Tomorrow night is Christmas Eve. But it’s also the fiftieth anniversary of one of the most exciting events in human history – when the three astronauts of the Apollo 8 mission travelled round the Moon.
These days, we tend to forget just how huge this event was. Like most of the US space programme in the 1960’s, it was carried out in a rush caused by the prevailing fear that the Russians were gaining ground in the space race and about to launch the first manned moon landing attempt.
If like me you weren’t around at the time, there were a couple of pivotal moments that it’s worth reliving.
The first was the loss of radio signal when they travelled to the far side of the moon for the very first time. For a vivid sense of the very real drama that took place during that 45 minutes of total uncertainty and silence – would the craft survive the moon’s gravitational pull? would the pocket-calculator capacity of the onboard computer fail under the conditions? would the astronauts suffer unknown effects from the journey that rendered them incapable? – you should take a listen to Public Service Broadcasting‘ phenomenal ‘The Other Side’ which contains the audio from the day:-
The second event left an even more indelible mark across the collective human psyche: the first ever Earthrise viewed from another world.

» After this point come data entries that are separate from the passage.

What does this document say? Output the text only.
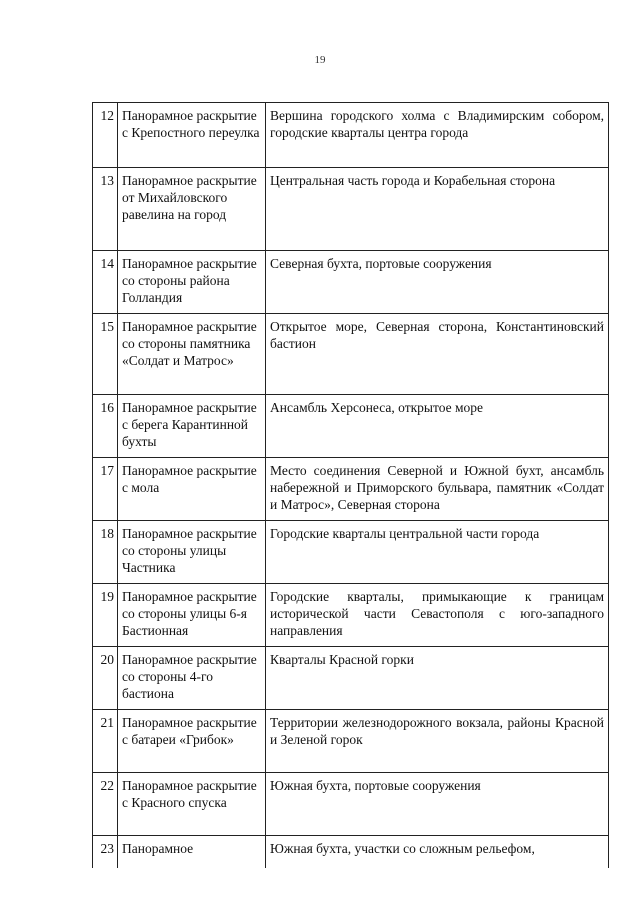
19
12	Панорамное раскрытие с Крепостного переулка	Вершина городского холма с Владимирским собором, городские кварталы центра города
13	Панорамное раскрытие от Михайловского равелина на город	Центральная часть города и Корабельная сторона
14	Панорамное раскрытие со стороны района Голландия	Северная бухта, портовые сооружения
15	Панорамное раскрытие со стороны памятника «Солдат и Матрос»	Открытое море, Северная сторона, Константиновский бастион
16	Панорамное раскрытие с берега Карантинной бухты	Ансамбль Херсонеса, открытое море
17	Панорамное раскрытие с мола	Место соединения Северной и Южной бухт, ансамбль набережной и Приморского бульвара, памятник «Солдат и Матрос», Северная сторона
18	Панорамное раскрытие со стороны улицы Частника	Городские кварталы центральной части города
19	Панорамное раскрытие со стороны улицы 6-я Бастионная	Городские кварталы, примыкающие к границам исторической части Севастополя с юго-западного направления
20	Панорамное раскрытие со стороны 4-го бастиона	Кварталы Красной горки
21	Панорамное раскрытие с батареи «Грибок»	Территории железнодорожного вокзала, районы Красной и Зеленой горок
22	Панорамное раскрытие с Красного спуска	Южная бухта, портовые сооружения
23	Панорамное	Южная бухта, участки со сложным рельефом,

It’s one of the most famous photographs in the world. The impact of that photograph showing earthrise across the lunar surface was seismic: for the three astronauts who witnessed it firsthand, it was life-changing. But the impact felt by the rest of the species back on earth was greater. Because for the first time, it became all too clear just how small and fragile our colourful planet was, and how no barriers of race or belief could ever be visible from the orbit of another world. Out of that one photograph and a global television audience that watched the events of Christmas Eve in 1968 came the birth of the modern environmental movement.
But even more powerful is the thought (captured in this article) is that it is only in the act of leaving that you can only ever truly see the world in which you’re living. Perhaps for some, that’s The Matrix. For others, it’s hallucinogens. But TS Eliot really did say it best:
‘We shall not cease from exploration
And the end of all our exploring
Will be to arrive where we started
And know the place for the first time.’